Sunday, August 3, 2008

Downtown tower sold for $84M

Nashville City Center, a prominent downtown office building, has been sold to a Miami real estate firm, in one of the biggest commercial real estate deals ever recorded in the city.

Parmenter Realty Partners closed this week on the skyscraper at 511 Union St., which stands out on the Nashville skyline with its gleaming white, modern architecture and its big First Tennessee Bank sign.


The sale by the property's longtime owners came in at $84.76 million, including assumed debt, according to a deed filed Thursday in Davidson County.

The deal comes despite a credit crunch that has slowed commercial transactions across much of the country. It could also pave the way for the completion of Nashville City Center's long-delayed second phase, a building on half an acre of land on the tower's south side.

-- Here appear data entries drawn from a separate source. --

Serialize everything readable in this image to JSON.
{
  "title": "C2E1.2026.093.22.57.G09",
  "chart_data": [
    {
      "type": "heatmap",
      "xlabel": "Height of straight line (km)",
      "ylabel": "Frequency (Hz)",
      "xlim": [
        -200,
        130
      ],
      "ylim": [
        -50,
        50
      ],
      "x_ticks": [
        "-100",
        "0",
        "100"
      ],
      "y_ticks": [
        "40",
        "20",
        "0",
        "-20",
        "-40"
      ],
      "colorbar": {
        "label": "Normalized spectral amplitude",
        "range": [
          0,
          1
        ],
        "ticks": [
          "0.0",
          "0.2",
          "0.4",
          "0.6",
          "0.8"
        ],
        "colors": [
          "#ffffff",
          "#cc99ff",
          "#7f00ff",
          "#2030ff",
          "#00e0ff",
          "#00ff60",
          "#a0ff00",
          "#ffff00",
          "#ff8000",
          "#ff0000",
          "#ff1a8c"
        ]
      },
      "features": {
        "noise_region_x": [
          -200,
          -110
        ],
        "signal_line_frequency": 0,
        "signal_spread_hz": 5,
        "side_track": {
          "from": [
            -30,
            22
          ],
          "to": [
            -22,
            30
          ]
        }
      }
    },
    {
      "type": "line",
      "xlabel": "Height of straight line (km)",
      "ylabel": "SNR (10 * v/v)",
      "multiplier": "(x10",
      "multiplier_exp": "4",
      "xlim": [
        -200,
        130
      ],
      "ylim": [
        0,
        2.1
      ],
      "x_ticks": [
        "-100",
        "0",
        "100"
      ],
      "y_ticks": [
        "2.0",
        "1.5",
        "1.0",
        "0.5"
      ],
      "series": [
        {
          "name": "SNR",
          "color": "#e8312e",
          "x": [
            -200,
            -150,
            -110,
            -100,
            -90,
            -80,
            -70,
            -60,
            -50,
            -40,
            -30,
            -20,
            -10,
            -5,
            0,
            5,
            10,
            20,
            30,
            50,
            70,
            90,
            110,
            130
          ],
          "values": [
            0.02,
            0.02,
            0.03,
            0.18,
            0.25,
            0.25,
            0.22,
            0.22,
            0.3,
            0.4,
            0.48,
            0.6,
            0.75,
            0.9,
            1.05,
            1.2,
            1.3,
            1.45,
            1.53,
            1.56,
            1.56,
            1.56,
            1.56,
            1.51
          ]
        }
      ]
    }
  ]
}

"A lot of the problems you read about, the issues are debt driven rather than fundamentals driven," said Andrew Weiss, Parmenter's chief operating officer. "Supply and demand, which is the fundamental issue for real estate, it's what we would call in balance."

Meanwhile, the transaction puts an end to the 20-year ownership of Nashville City Center by the group that developed the building, the Nashville City Center Partnership.

That association between local developer David R. Emery, Texas-based John P. Grayken and the Robert M. Bass Group Inc., the investment arm of the wealthy Fort Worth, Texas-based Bass family, pushed through Nashville City Center despite setbacks in the real estate market that delayed the project through much of the 1980s.

Emery, who is now the chief executive of Nashville-based Healthcare Realty Trust Inc., referred calls to Richard Fletcher, president of the building's manager, 511 Group. Fletcher did not return a call seeking comment.

Deal is one of highest

The price paid for the
27-story Nashville City Center is one of the highest in recent years for a downtown high-rise, eclipsing the $62 million paid for the Fifth Third Tower in late 2006 and the $78.3 million paid for One Nashville Place in 2005.

The deal values Nashville City Center's 480,224 square feet at $176.50 a foot, more than the $130 a foot for the Fifth Third building, but less than the $195 a foot paid for One Nashville Place.

The sale is also the first big downtown deal since the AT&T Building was sold to the MetLife insurance company in a portfolio sale more than a year ago. The Nashville City Center deal came together because Parmenter had been looking for a building to buy in Middle Tennessee and was attracted to Nashville City Center's high occupancy rate of more than 90 percent, Weiss said.

The company was also drawn in by the opportunity to develop two surface parking lots next to the building on Sixth Avenue North.

The original plan for Nashville City Center, which opened in 1988, was to build two towers. But the second,
39-story building never got started.

Parmenter plans to build a five-story, 570-space parking garage on the property that could be topped with an office or mixed-use building. Plans for that building are still being developed, and no timetable has been set to start construction of the garage, Weiss said.